He did not look back, preferring to peer out into the distance where their journey would take them that day, peering into the early morning dawn, the east, the trade cities on the border that were but specks of imagination that he recalled from many seasons back. He therefor heard the beat of their riding dogs before he caught sight of them sweeping into the camp, scaly paws slapping the ground as they approached like the low rumble of a spring storm. The camp would get no warning from him, not before the hoard was upon them, not before they already knew.
Clan Klift had grown small over the years, barely over a hundred golbins in all, and the force riding in, dressed for war, were many, at least three times their number in warriors alone. In what seemed slow motion, the cloud of dust they threw up snaked across the plains toward his people. Gathin had at first moved to run down, to help, to repel the invaders with his kin. He had felt a spark of empathy, but his heart did not light. He was perhaps afraid, surely. His large ears were pounding with the beat of his small heart, pinkening from their pallid white. He could almost feel his death if he walked down there, at the end of a long spear, under the claws of a war-trained steed, feathered with an arrow from far off. Even perhaps burned to a crisp with magic similar to his own, facing some elder clansman thirty years his younger who bent the laws of the world to do him harm. And in his petrification, he saw empty faces around him, faces he had stopped trying to identify two generations ago. Their mortality more fit for the blood and violence and clan politics that this battle, massacre, sat in the stream of.
He stopped, watching the wave of enemies sweep in, hearing the shouts finally echo up to him past the thunder of paw on packed earth. He was above it, identifying for once how tired he was of such life. Remembering with distaste when he himself had ridden into camps, killing and looting for what he had been told were glory and wealth. Behind him, miles away lay towns and cities with more riches than a hundred Clan Klift's. Behind him lay peoples who did not make their living on the suffering of their own kind. He thought it was fitting, that it was right somehow that the violence and the pain once again returned in a circle, a clan his kin may once have raided coming back to wipe them out. He thought, as the first tents were set on fire, that he had wanted to burn them down himself, deep down.
That day he sat and watched, the noon sun sitting overhead before the raiders had turned away from their triumph and rode off, saddles heavy with their spoils. He had seen a few try to flee, riding or on foot. The outriders for the raiders picked them off easily, stretched around the camp like a net. Arrows flying true into tiny green figures and their larger green mounts. Their own outriders had not returned yet. They were either dead, or unlucky survivors, perhaps not even knowing yet that they were now without family.

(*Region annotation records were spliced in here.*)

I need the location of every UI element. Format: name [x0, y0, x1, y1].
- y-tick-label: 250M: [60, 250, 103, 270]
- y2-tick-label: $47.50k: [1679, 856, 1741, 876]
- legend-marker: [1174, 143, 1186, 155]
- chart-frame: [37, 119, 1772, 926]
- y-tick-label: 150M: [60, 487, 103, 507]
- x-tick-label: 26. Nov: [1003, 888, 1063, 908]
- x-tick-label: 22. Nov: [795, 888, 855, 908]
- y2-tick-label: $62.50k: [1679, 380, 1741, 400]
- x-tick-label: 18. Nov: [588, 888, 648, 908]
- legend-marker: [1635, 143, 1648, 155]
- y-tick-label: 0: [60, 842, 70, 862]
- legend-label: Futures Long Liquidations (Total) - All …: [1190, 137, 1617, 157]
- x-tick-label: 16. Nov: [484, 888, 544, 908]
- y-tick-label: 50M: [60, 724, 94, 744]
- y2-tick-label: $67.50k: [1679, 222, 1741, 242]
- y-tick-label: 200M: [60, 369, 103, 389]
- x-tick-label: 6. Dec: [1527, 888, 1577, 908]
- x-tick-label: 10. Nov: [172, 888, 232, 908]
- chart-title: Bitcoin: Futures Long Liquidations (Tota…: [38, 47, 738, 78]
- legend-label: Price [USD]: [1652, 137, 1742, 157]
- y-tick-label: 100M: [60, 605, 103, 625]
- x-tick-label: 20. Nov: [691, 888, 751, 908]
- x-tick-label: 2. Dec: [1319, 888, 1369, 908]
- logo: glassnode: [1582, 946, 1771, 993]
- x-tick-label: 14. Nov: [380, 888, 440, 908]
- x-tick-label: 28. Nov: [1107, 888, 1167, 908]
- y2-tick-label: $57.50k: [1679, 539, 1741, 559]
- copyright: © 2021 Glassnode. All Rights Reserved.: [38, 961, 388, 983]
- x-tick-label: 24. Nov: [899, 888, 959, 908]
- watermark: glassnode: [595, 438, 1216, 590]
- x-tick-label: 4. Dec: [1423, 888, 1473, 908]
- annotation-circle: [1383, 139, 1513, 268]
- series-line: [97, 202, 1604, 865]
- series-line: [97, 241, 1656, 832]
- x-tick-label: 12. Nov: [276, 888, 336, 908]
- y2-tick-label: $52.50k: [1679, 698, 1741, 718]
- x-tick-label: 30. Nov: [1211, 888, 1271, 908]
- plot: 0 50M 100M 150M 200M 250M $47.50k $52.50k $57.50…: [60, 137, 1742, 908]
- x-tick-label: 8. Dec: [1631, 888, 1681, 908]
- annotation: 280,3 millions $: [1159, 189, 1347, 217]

It was sunset by the time Gathin made his way through the camp, walking between the burned out shells of his people. He saw their forms, twisted in pain and disbelief and anger. Hollow eye sockets of the burned ones seemed to stare into him. He was alive, and his kin, descendants of his brothers and sisters as he had no children of his own, lay scattered around him, their number reminding him of how many more dead faces he had seen in his years. This was perhaps the most dead relatives he had seen together, but it was a small drop in the cup of his memories. His cup of death filled as he walked, bringing back the friends and elders he had respected, the way their faces were eerily similar to theirs in death.
He saw the chief, dead in the center of camp, bristled with arrows, looking a facsimile of his great great grandfather, the chief at the time of Gathin's birth. It had been a raid like this one, but the clan had recovered. The camp had been spared the fire that day long passed. The chief had fallen among standing tents and mournful warriors. His great great grandson lay in a charred wasteland, the strongest of the clan beside him in death, tears of blood o their faces, not salt. Only Gathin, shocked at himself, was there to weep truly, to let his eyes release that cup of death and memories.
Come morning Gathin would begin his wandering, traveling to those far off cities of men and dwarves, taking up habits and customs far removed from his upbringing that he left behind.
Before that dawn, he would cry through the night, setting corpses on a pyre and saying the traditional prayers to send the goblin souls on to their reward. He would watch their faces blacken, seeing the dead of that day and many other days in their faces and the smoke, and the flames that consumed their empty husks. Gathin would say goodbye to that life in the goblin tongue, muttering each name he could remember that night. The tears that kept coming would dry from the fire's heat. The only memory he would take with him into the next stage of his life would be two soot streaks down across his face, tear stained black marks that ran perpendicular down his pale white face. In the human towns he would tattoo them on permanently, the only thing that he would keep from his youth.